Aquí es donde comenzó toda la historia una noche de 2012. Øye estaba de vacaciones con su madre. Querían encontrarse con un amigo, pero no estaba allí. En su lugar, alguien le entregó una guitarra a Øye. Al final de la noche, había hecho nuevos amigos, que aún conserva, y había encontrado su futuro hogar.
Ya es de noche cuando nos sentamos en un banco de la Piazza Archimedes. En su centro, la fuente de Diana salpica de forma relajante y uniforme entre familias, parejas con mirada ausente y vasos que tintinean. Seis ancianos charlan en dos bancos enfrentados, agitando sus manos bronceadas. Parece que se han encontrado sin haberlo planeado.
Øye ha aprendido el estilo de vida del sur de Italia y se ha adaptado a la dolce vita: cappuccino solo por la mañana, por supuesto. Nunca programe dos citas por la mañana: las cosas, las personas y las citas se retrasan, y la burocracia italiana lleva tiempo, mucho tiempo, pero todo el mundo se reúne para comer y cenar.
Por supuesto, la serenidad, la falta de presión y la eterna convivencia tienen un precio. Se está haciendo viejo, dice Øye finalmente con un encogimiento de hombros esa noche, ya no tiene mucho que decir. “La época de mi vida en la que trabajaba duro ha terminado”.
¿Le sorprende seguir aquí? “Un poco”, dice. “Pero tenía la sensación de que aquí trabajo bien. Esto es exactamente lo que quiero”. A veces, en Berlín, salía solo con su guitarra, pero nunca salió nada de ello. “La gente no entendía que pudiéramos crear juntos un momento bonito. Decían: “Hmm, podría estar bien, en realidad es una buena idea, déjame pensarlo unos días”.
“¿Son los italianos simplemente gente más amable? Øye hace una breve pausa. “Aquí es muy fácil”. Qué rápido le invitaron los sicilianos a su casa, le prepararon comida, celebraron juntos. Quizá, pienso, mientras Øye saluda a otro amigo frente a la tienda de discos Malamore, que parece ser tanto un bar como un lugar de moda, quizá aquí uno se siente un poco menos solo que en el resto del mundo. Última parada, un restaurante moderno y relajado en un patio.
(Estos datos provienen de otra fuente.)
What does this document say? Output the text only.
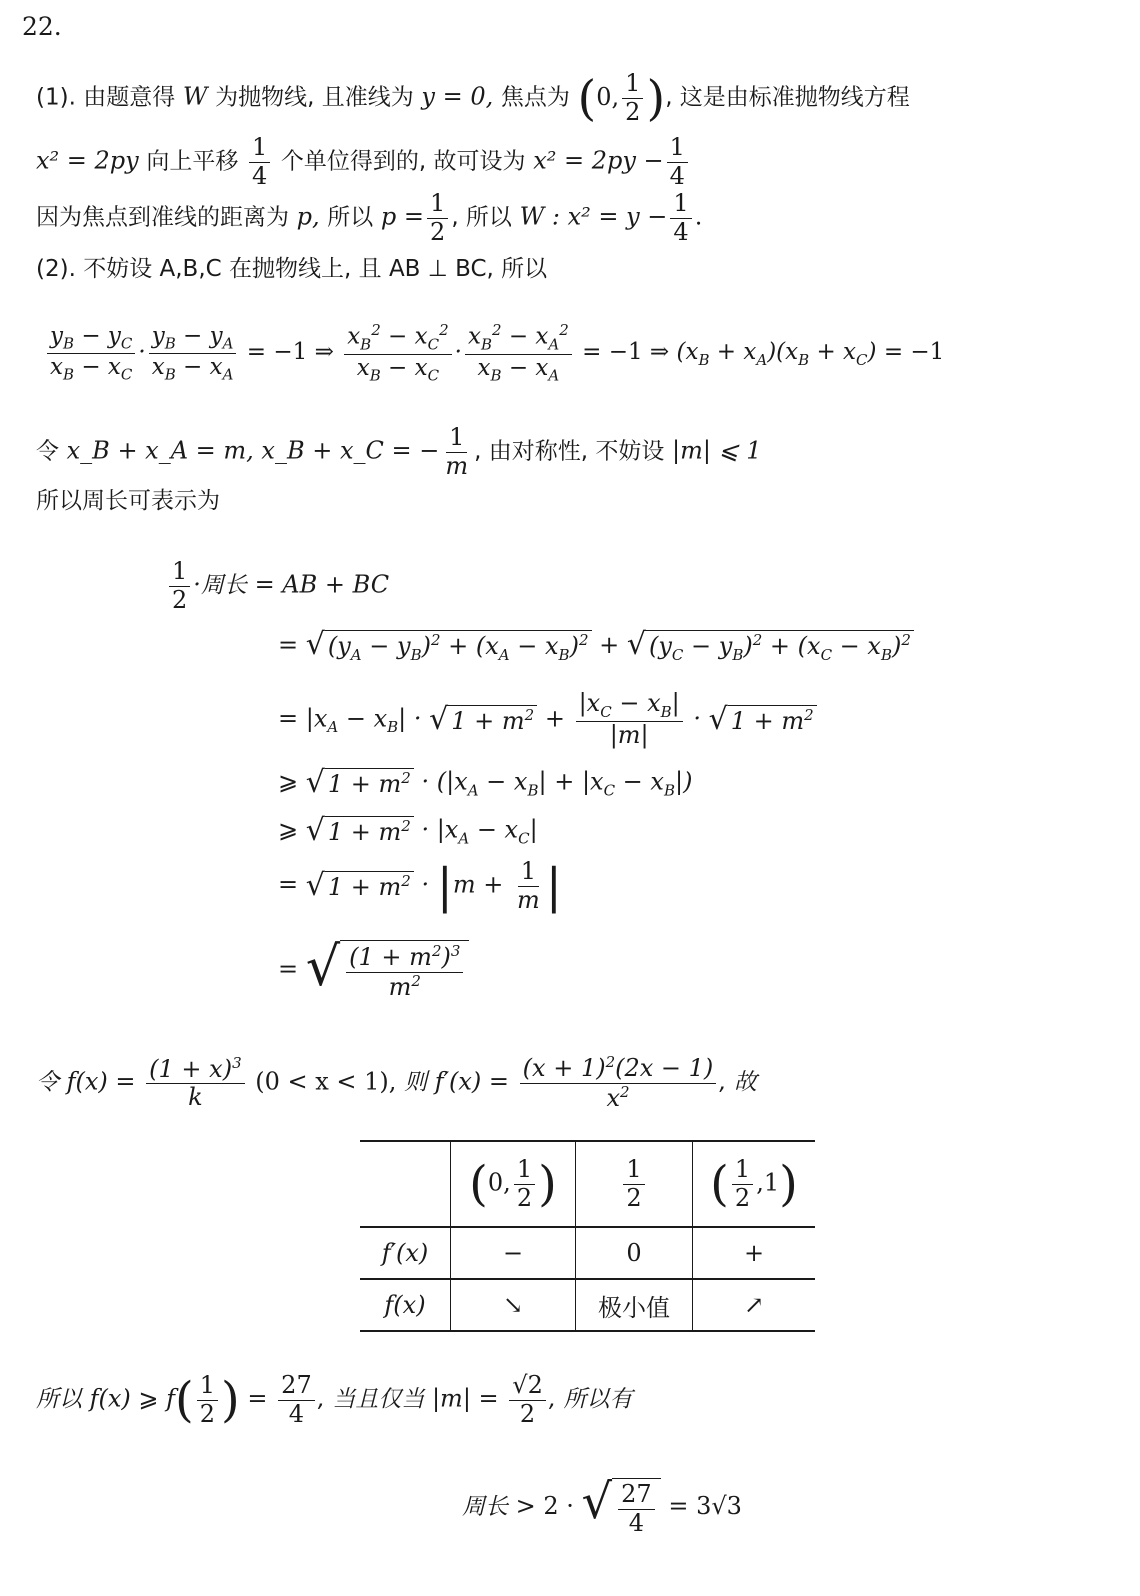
22.
(1). 由题意得 W 为抛物线, 且准线为 y = 0, 焦点为 (0, $\frac{1}{2}$ ), 这是由标准抛物线方程
x² = 2py 向上平移 $\frac{1}{4}$ 个单位得到的, 故可设为 $x^2 = 2py - \frac{1}{4}$
因为焦点到准线的距离为 p, 所以 $p = \frac{1}{2}$ , 所以 W : $x^2 = y - \frac{1}{4}$ .
(2). 不妨设 A,B,C 在抛物线上, 且 AB ⊥ BC, 所以
$\frac{y_B - y_C}{x_B - x_C} \cdot \frac{y_B - y_A}{x_B - x_A} = -1$ ⇒ $\frac{x_B^2 - x_C^2}{x_B - x_C} \cdot \frac{x_B^2 - x_A^2}{x_B - x_A} = -1$ ⇒ $(x_B + x_A)(x_B + x_C) = -1$
令 x_B + x_A = m, x_B + x_C = − $\frac{1}{m}$ , 由对称性, 不妨设 |m| ⩽ 1
所以周长可表示为
$\frac{1}{2}$ ·周长 = AB + BC
= √ $(y_A - y_B)^2 + (x_A - x_B)^2$ + √ $(y_C - y_B)^2 + (x_C - x_B)^2$
= $|x_A - x_B|$ · √ $1 + m^2 + \frac{|x_C - x_B|}{|m|}$ · √ $1 + m^2$
⩾ √ $1 + m^2 \cdot (|x_A - x_B| + |x_C - x_B|)$
⩾ √ $1 + m^2 \cdot |x_A - x_C|$
= √ $1 + m^2 \cdot |m + \frac{1}{m}$ |
= √ $\frac{(1 + m^2)^3}{m^2}$
令 $f(x) = \frac{(1 + x)^3}{k} (0 < x < 1)$, 则 $f'(x) = \frac{(x + 1)^2(2x - 1)}{x^2}$ , 故
	(0, $\frac{1}{2}$ )	$\frac{1}{2}$	( $\frac{1}{2} ,1$)
f′(x)	−	0	+
f(x)	↘	极小值	↗
所以 f(x) ⩾ $f( \frac{1}{2}$ ) = $\frac{27}{4}$ , 当且仅当 $|m| = \frac{√2}{2}$ , 所以有
周长 > 2 · √ $\frac{27}{4} = 3√3$
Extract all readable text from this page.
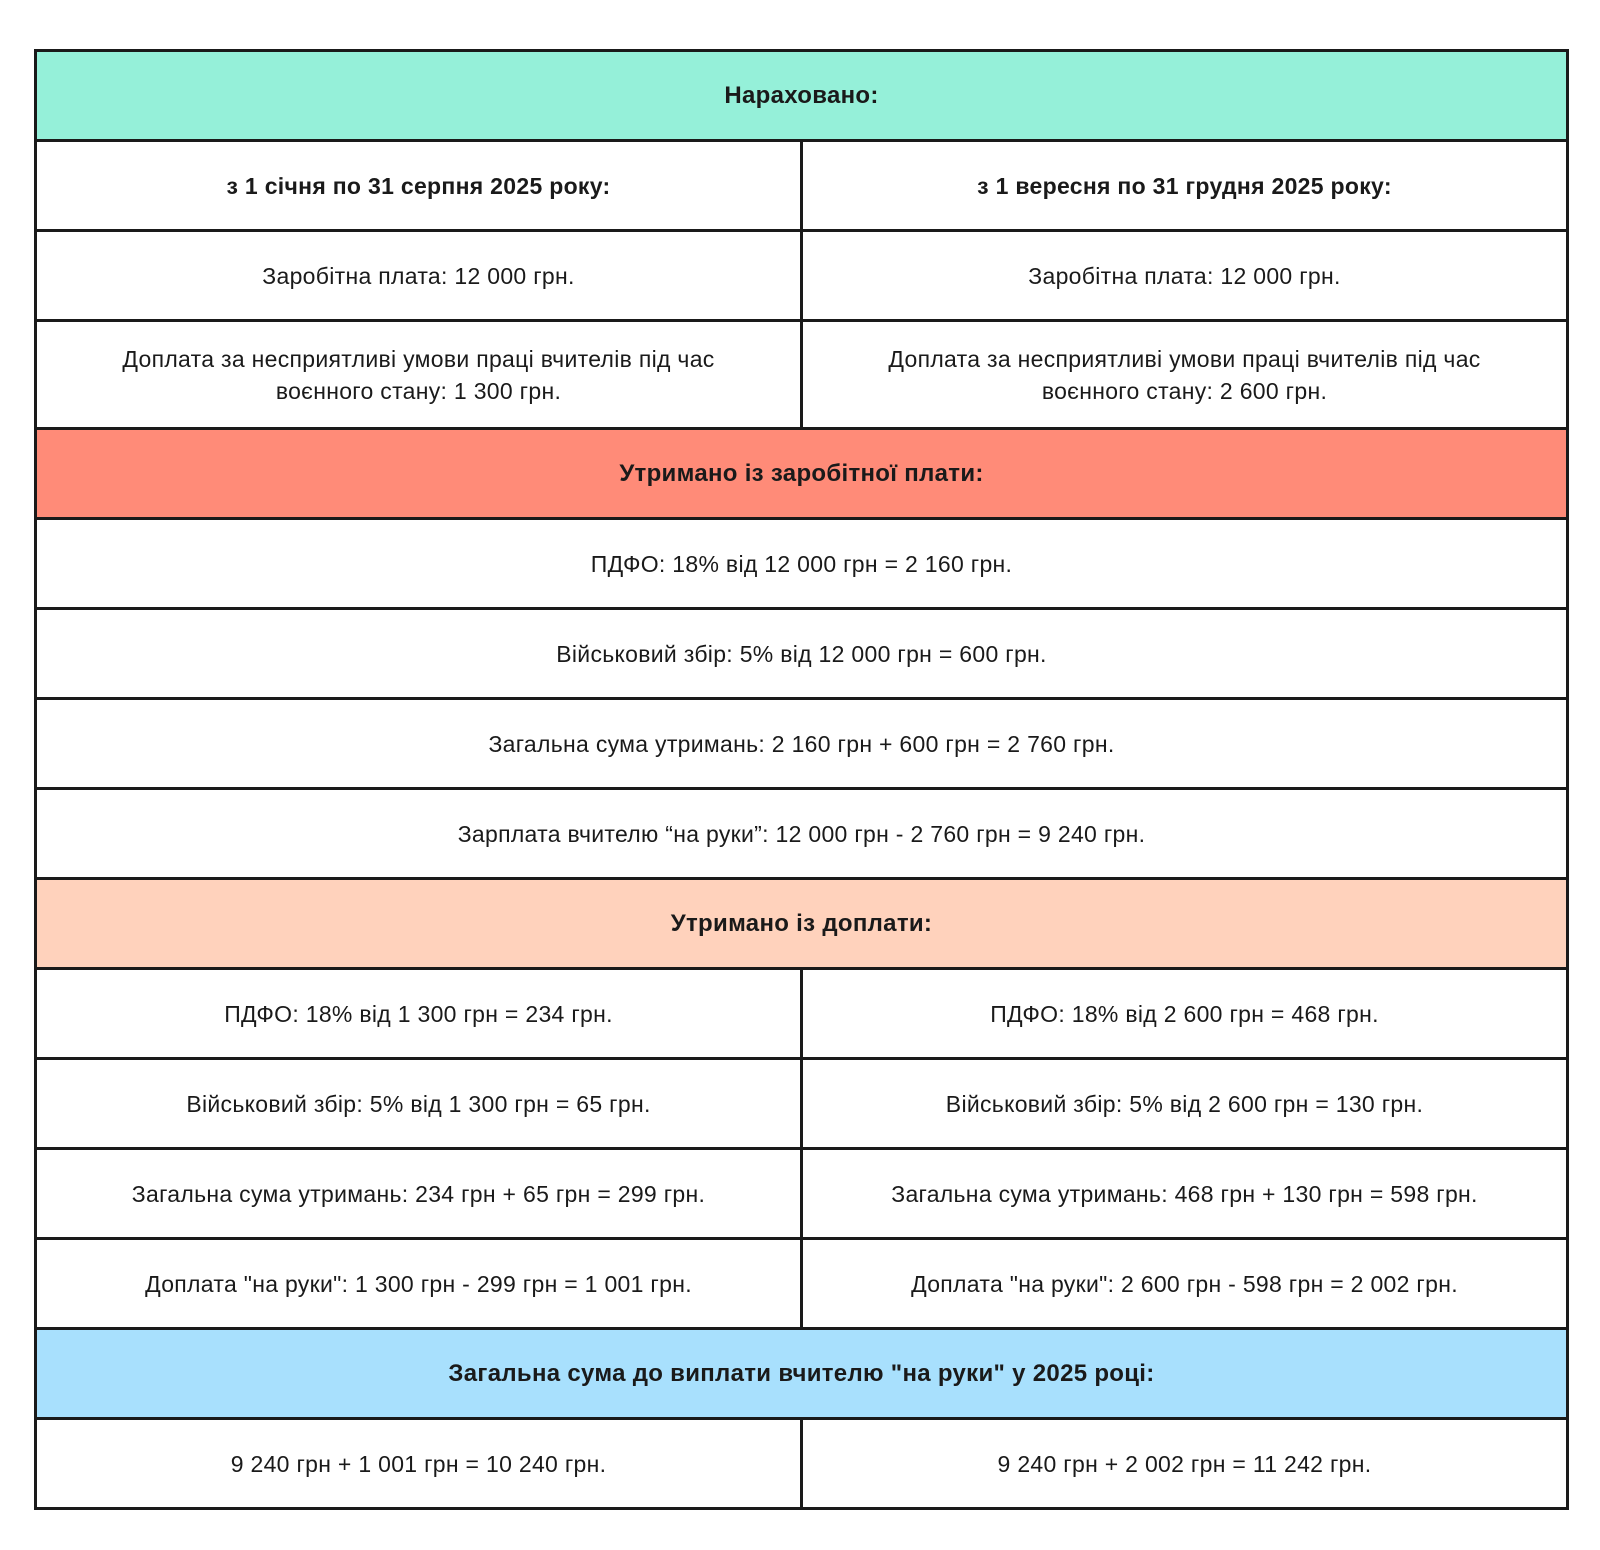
Нараховано:	
з 1 січня по 31 серпня 2025 року:	з 1 вересня по 31 грудня 2025 року:
Заробітна плата: 12 000 грн.	Заробітна плата: 12 000 грн.
Доплата за несприятливі умови праці вчителів під час воєнного стану: 1 300 грн.	Доплата за несприятливі умови праці вчителів під час воєнного стану: 2 600 грн.
Утримано із заробітної плати:	
ПДФО: 18% від 12 000 грн = 2 160 грн.	
Військовий збір: 5% від 12 000 грн = 600 грн.	
Загальна сума утримань: 2 160 грн + 600 грн = 2 760 грн.	
Зарплата вчителю “на руки”: 12 000 грн - 2 760 грн = 9 240 грн.	
Утримано із доплати:	
ПДФО: 18% від 1 300 грн = 234 грн.	ПДФО: 18% від 2 600 грн = 468 грн.
Військовий збір: 5% від 1 300 грн = 65 грн.	Військовий збір: 5% від 2 600 грн = 130 грн.
Загальна сума утримань: 234 грн + 65 грн = 299 грн.	Загальна сума утримань: 468 грн + 130 грн = 598 грн.
Доплата "на руки": 1 300 грн - 299 грн = 1 001 грн.	Доплата "на руки": 2 600 грн - 598 грн = 2 002 грн.
Загальна сума до виплати вчителю "на руки" у 2025 році:	
9 240 грн + 1 001 грн = 10 240 грн.	9 240 грн + 2 002 грн = 11 242 грн.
Afuera, luces de colores y plantas; adentro, pesadas mesas de madera y velas. Todo sabe fantástico, filete rosado asado con duraznos, pescado fresco. Pienso en los caballeros de la Piazza Archimedes, que probablemente han pasado allí toda su vida. ¿Se sentará Erlend Øye allí algún día, con el pelo gris pero contento?
Øye echa un vistazo al menú y pide tiramisú y gelatina de limón de postre. Observa a un grupo de jóvenes turistas levantarse de la mesa de al lado. “¿De dónde s
on?”, les pregunta. “De Rusia”, responde uno. “Pero vivimos en Ámsterdam”, dice su amigo, y añade con una sonrisa, aunque con demasiada precipitación: “Desde hace dos años”. Una breve charla, sí, Siracusa es genial, nos despedimos del despreocupado grupo. Es cierto, los buenos tiempos son efímeros. Luego sumergimos nuestras cucharas en el tiramisú con chocolate de la ciudad siciliana de Modica, tan delicioso que paraliza cualquier pensamiento.